The road on which I was riding was stony and rose considerably, but just this I liked and I let it become still stonier and steeper. As soon as my acquaintance stumbled I pulled him up by the collar and the moment he sighed I boxed his head. In doing so I felt how healthy this ride in the good air was for me, and in order to make him wilder I let a strong wind blow against us in long gusts.

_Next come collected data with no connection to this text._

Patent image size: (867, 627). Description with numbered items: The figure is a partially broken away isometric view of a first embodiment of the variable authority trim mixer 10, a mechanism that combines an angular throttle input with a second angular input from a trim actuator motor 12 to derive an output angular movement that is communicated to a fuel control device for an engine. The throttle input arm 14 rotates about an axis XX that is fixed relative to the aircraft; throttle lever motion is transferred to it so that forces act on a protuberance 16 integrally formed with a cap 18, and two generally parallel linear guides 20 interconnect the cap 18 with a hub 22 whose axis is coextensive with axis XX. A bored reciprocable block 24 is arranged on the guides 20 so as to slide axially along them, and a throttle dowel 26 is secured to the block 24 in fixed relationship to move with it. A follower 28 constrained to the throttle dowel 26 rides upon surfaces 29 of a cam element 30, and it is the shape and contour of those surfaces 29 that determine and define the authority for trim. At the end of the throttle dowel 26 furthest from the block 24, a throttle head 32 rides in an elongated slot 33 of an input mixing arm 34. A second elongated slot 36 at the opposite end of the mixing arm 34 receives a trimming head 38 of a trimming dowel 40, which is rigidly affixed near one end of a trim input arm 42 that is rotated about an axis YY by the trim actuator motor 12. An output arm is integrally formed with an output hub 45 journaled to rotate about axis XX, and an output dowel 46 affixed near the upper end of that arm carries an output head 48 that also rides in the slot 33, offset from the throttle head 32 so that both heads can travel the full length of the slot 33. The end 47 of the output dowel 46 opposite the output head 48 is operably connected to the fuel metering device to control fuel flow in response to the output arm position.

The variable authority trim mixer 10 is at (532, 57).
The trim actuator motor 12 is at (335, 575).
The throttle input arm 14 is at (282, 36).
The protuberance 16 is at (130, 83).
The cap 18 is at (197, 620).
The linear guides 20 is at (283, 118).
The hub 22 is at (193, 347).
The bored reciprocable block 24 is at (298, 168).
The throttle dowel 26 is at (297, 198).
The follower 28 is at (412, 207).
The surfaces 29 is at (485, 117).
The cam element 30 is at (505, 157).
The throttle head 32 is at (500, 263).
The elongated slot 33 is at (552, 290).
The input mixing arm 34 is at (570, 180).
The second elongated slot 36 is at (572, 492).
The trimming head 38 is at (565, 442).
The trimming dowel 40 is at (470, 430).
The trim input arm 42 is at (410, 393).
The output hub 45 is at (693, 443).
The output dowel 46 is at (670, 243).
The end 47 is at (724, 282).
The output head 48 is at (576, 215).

Now I even began to exaggerate my jumping movements on my acquaintance’s broad shoulders, and gripping his neck tight with both hands I bent my head far back and contemplated the many and various clouds which, weaker than I, sailed clumsily with the wind. I laughed and trembled with courage. My coat spread out and gave me strength. I pressed my hands hard together and in doing so happened to make my acquaintance choke. Only when the sky became gradually hidden by the branches of the trees, which I let grow along the road, did I come to myself.
‘I don’t know,’ I cried without a sound, ‘I really don’t know. If nobody comes, then nobody comes. I have done nobody any harm, nobody has done me any harm, but nobody will help me. A pack of nobodies. But it isn’t quite like that. It’s just that nobody helps me, otherwise a pack of nobodies would be nice, I would rather like (what do you think?) to go on an excursion with a pack of nobodies. Into the mountains, of course, where else? Just look at these nobodies pushing each other, all these arms stretched across or hooked into one another, these feet separated by tiny steps! Everyone in frock coats, needless to say. We walk along so happily, a fine wind is whistling through the gaps made by us and our limbs. In the mountains our throats become free. It’s a wonder we don’t break into song.’
Then my acquaintance collapsed, and when I examined him I discovered that he was badly woun
ded in the knee. Since he could no longer be of any use to me, I left him there on the stones without much regret and whistled down a few vultures which, obediently and with serious beaks, settled down on him in order to guard him.
ii A WALK
I walked on, unperturbed. But since, as a pedestrian, I dreaded the effort of climbing the mountainous road, I let it become gradually flatter, let it slope down into a valley in the distance. The stones vanished at my will and the wind disappeared.
I walked at a brisk pace and since I was on my way down I raised my head, stiffened my body, and crossed my arms behind my head. Because I love pinewoods I went through woods of this kind, and since I like gazing silently up at the stars, the stars appeared slowly in the sky, as is their wont. I saw only a few fleecy clouds which a wind, blowing just at their height, pulled through the air, to the astonishment of the pedestrian.
Opposite and at some distance from my road, probably separated from it by a river as well, I caused to rise an enormously high mountain whose plateau, overgrown with brushwood, bordered on the sky. I could see quite clearly the little ramifications of the highest branches and their movements. This sight, ordinary as it may be, made me so happy that I, as a small bird on a twig of those distant scrubby bushes, forgot to let the moon come up. It lay already behind the mountain, no doubt angry at the delay.